Can Peloton sue for his “and just like that” appearance?


He estimated that product placement advertising was worth well over $ 20 billion in 2021.

For production companies, the arrangements can be mutually beneficial, as showcasing recognizable brands can make a show more realistic, Ms. Jones said.

In this particular case, the inclusion of Peloton was integral to moving a story forward. “Peloton provided a solution to their problem,” she said.

Usually when a company is so unhappy with the way their product has been portrayed that the idea of ​​litigation is thrown up, “TV shows claim it’s a travesty, that viewers obviously knew it was. was fictitious, “Beth L. Fossen, assistant professor of marketing at Indiana University’s Kelley School of Business, said Friday.

This approach generally works for shows like “Saturday Night Live,” she said.

But given that Peloton has received unfavorable headlines this year about a child who died in an accident involving one of his treadmills, the storyline may have “touched a bit too close to home.” “for this argument to work,” said Professor Schweidel.

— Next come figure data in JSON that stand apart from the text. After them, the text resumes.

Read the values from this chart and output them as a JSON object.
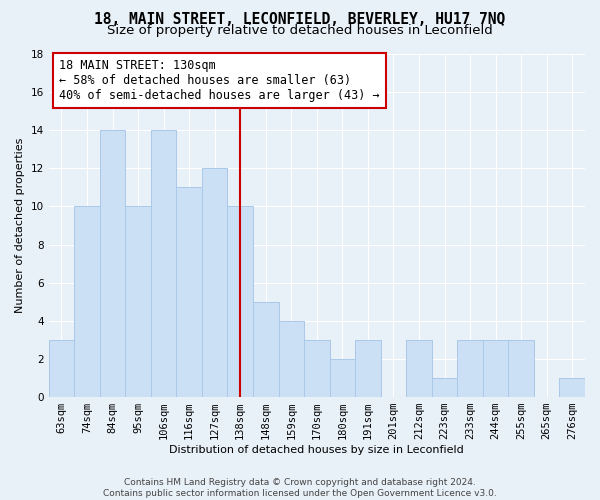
{
  "title": "18, MAIN STREET, LECONFIELD, BEVERLEY, HU17 7NQ",
  "subtitle": "Size of property relative to detached houses in Leconfield",
  "xlabel": "Distribution of detached houses by size in Leconfield",
  "ylabel": "Number of detached properties",
  "footer": "Contains HM Land Registry data © Crown copyright and database right 2024.\nContains public sector information licensed under the Open Government Licence v3.0.",
  "bar_labels": [
    "63sqm",
    "74sqm",
    "84sqm",
    "95sqm",
    "106sqm",
    "116sqm",
    "127sqm",
    "138sqm",
    "148sqm",
    "159sqm",
    "170sqm",
    "180sqm",
    "191sqm",
    "201sqm",
    "212sqm",
    "223sqm",
    "233sqm",
    "244sqm",
    "255sqm",
    "265sqm",
    "276sqm"
  ],
  "bar_values": [
    3,
    10,
    14,
    10,
    14,
    11,
    12,
    10,
    5,
    4,
    3,
    2,
    3,
    0,
    3,
    1,
    3,
    3,
    3,
    0,
    1
  ],
  "bar_color": "#cce0f5",
  "bar_edge_color": "#aac8e8",
  "annotation_line1": "18 MAIN STREET: 130sqm",
  "annotation_line2": "← 58% of detached houses are smaller (63)",
  "annotation_line3": "40% of semi-detached houses are larger (43) →",
  "vline_x": 7.0,
  "vline_color": "#cc0000",
  "ylim": [
    0,
    18
  ],
  "yticks": [
    0,
    2,
    4,
    6,
    8,
    10,
    12,
    14,
    16,
    18
  ],
  "background_color": "#e8f0f8",
  "grid_color": "#ffffff",
  "title_fontsize": 10.5,
  "subtitle_fontsize": 9.5,
  "axis_label_fontsize": 8,
  "tick_fontsize": 7.5,
  "footer_fontsize": 6.5,
  "annot_fontsize": 8.5
}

At least for now, it looks like Peloton is unwilling to sue. In a statement on Saturday, Dr Suzanne Steinbaum, cardiologist with the Peloton’s Advisory Board on Health and Wellness, noted that “Mr. Big was living what many would call an extravagant lifestyle – including cocktails, cigars. and big steaks – and was at serious risk because he had already had a heart attack in season 6. “

Dr Steinbaum said Mr Big’s lifestyle choices, possibly in conjunction with a family history of heart disease, were most likely the cause of his death.

In fact, she speculated, “riding the Peloton bike may even have helped delay her cardiac event.”